We wanted to go to the Docklands Museum which is in the east end of London to finish up a tour that we took back in December when we were visiting Ellen and Philip to learn all the ins and outs of their house. It's a great museum about London's history and I had gotten as far as the slave trade in the 1700's and wanted to finish. To get to the museum, you take the tube to the DLR - Dockland's Light Rail. This is a unique part of the London rail system and starts at the Bank tube station underground but comes above ground very soon and goes out beyond the Docklands area and beyond Greenwich. It is an automated train and I felt sometimes like I was in Disneyworld on the tram. If you are in the first car, you can sit right up front where a driver would normally be and watch where it is going. Since it twists and turns and goes up and down, I said to John that this is the closest I would ever get to being on a roller coaster.
The museum opened in 2003 and is housed in restored sugar warehouses that were built in the 1800s.

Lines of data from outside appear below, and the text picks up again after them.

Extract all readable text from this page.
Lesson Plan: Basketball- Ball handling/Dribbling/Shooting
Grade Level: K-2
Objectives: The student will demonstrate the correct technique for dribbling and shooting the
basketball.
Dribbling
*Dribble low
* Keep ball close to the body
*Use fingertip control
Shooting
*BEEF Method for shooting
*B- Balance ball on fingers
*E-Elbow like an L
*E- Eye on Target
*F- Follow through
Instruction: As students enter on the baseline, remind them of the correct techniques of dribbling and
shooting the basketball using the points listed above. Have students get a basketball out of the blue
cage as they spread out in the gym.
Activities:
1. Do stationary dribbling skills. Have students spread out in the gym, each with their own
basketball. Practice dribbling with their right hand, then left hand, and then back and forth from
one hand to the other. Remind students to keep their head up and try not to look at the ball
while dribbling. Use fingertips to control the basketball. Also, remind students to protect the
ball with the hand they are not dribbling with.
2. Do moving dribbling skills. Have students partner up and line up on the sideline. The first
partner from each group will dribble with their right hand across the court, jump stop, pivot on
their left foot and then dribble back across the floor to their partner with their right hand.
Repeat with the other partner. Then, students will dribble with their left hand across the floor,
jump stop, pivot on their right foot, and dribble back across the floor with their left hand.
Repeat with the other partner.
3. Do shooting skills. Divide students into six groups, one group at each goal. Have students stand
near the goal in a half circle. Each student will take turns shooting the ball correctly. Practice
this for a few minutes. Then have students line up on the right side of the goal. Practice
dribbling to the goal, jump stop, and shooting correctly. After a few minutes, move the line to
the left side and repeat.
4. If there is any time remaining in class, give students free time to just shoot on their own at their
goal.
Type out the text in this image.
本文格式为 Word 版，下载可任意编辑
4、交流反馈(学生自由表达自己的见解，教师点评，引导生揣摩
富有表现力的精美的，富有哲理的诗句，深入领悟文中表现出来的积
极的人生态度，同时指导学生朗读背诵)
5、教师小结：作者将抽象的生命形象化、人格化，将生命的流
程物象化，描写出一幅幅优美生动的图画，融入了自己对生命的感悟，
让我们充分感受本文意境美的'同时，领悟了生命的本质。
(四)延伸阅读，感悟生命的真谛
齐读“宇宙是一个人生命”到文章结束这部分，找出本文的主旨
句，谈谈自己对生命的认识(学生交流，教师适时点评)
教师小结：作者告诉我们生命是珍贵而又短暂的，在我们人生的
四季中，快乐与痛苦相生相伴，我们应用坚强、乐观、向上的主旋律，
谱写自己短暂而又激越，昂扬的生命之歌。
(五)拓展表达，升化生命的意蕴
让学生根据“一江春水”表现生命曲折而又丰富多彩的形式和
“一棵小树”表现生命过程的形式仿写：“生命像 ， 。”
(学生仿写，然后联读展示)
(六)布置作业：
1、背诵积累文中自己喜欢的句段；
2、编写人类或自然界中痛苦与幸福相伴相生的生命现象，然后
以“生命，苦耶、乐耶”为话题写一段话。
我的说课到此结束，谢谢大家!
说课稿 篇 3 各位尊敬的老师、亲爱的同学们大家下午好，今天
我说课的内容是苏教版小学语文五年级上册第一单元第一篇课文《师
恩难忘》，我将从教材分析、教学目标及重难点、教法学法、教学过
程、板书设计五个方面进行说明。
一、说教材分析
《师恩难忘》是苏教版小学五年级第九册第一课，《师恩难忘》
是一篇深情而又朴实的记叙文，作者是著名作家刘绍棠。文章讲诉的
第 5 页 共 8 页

It tells the story of the River Thames from Roman times to the present and I found it simply fascinating because so much of what I have read about England revolves around the river and London and it made a lot of history and historical novels come alive for me. The displays are excellent and some are interactive. You can walk the length of a model of London Bridge when it had over 100 houses and shops on it; you can walk through an area that looks like the docks; you can watch on screen an enactment of several shipowners in the 1600's doing business in a pub; you can read the names of souls that were transported in ship-holds as slaves to the hell they would be living in England and the colonies. It is a remarkable museum that you should visit if you are ever in London. We had a very nice lunch in the restaurant before we returned to see some more. We could have eaten outside in the sunshine but it was very blustery and cool and we deemed inside to be much more comfortable. By the way, admittance is free!
While there, we were reminded of the Museum of London which we had also been to before and decided at 3:00 to go on to that since it was open until 6:00. It was only a 20 minute trip using the DLR to return to Bank and then switching to another line to go only one stop. A five minute walk fighting the wind got us there. It was interesting to be there on our Fourth of July and see so much of where our heritage and history started.
We spent a good three hours in the museum and when we left the wind was blowing and it was very cool.
I was wearing shorts because it was much warmer when we left the flat hours before. We headed to Hammersmith to meet Ellen and Philip for dinner at The Dove, one of our favorite pubs. It's on the Thames River and is in the Guinness Records for the smallest bar in England. Seats 4, I think, but the pub is a pretty good size and a lot of it outside on the river.
Got home and finished packing. I had asked Ellen and Philip to bring one of our suitcases from our attic with them - what I thought was a brilliant idea - so we would have an extra because we had accumulated so many books and presents. They said they really didn't need an extra bag but somehow when they arrived in London, it was stuffed! It was a challenge getting everything to fit and in the right bags; in fact when we went through security, John was accosted by security for having sunscreen and the very expensive mustard we bought in Paris in his carry on. They absconded with it!!
We left early Monday morning, July 5th, for home. John was really ready and I wasn't at all. In fact, I'm ready to go again any time. It's where I feel at home.
Ginger and Bill picked us up at the airport and had a lovely little basket of goodies for us -items that we shared in England together, crackers, cheese, even a certain toothpaste I found in England. We had a lovely hour or two with them and then took off immediately for our rental house that badly needed fixing up to put it back on the market for the next renter. Painted rooms, washed walls and woodwork, floors, etc. Welcome home!!
Now we have been home 7 weeks and it has taken me a full month to get back in gear. I started working about 3 weeks ago in my design business and focusing more on MonaVie. Wish me luck. My dream for England is finished and now only memories. On to a new dream.... I wonder what it will be.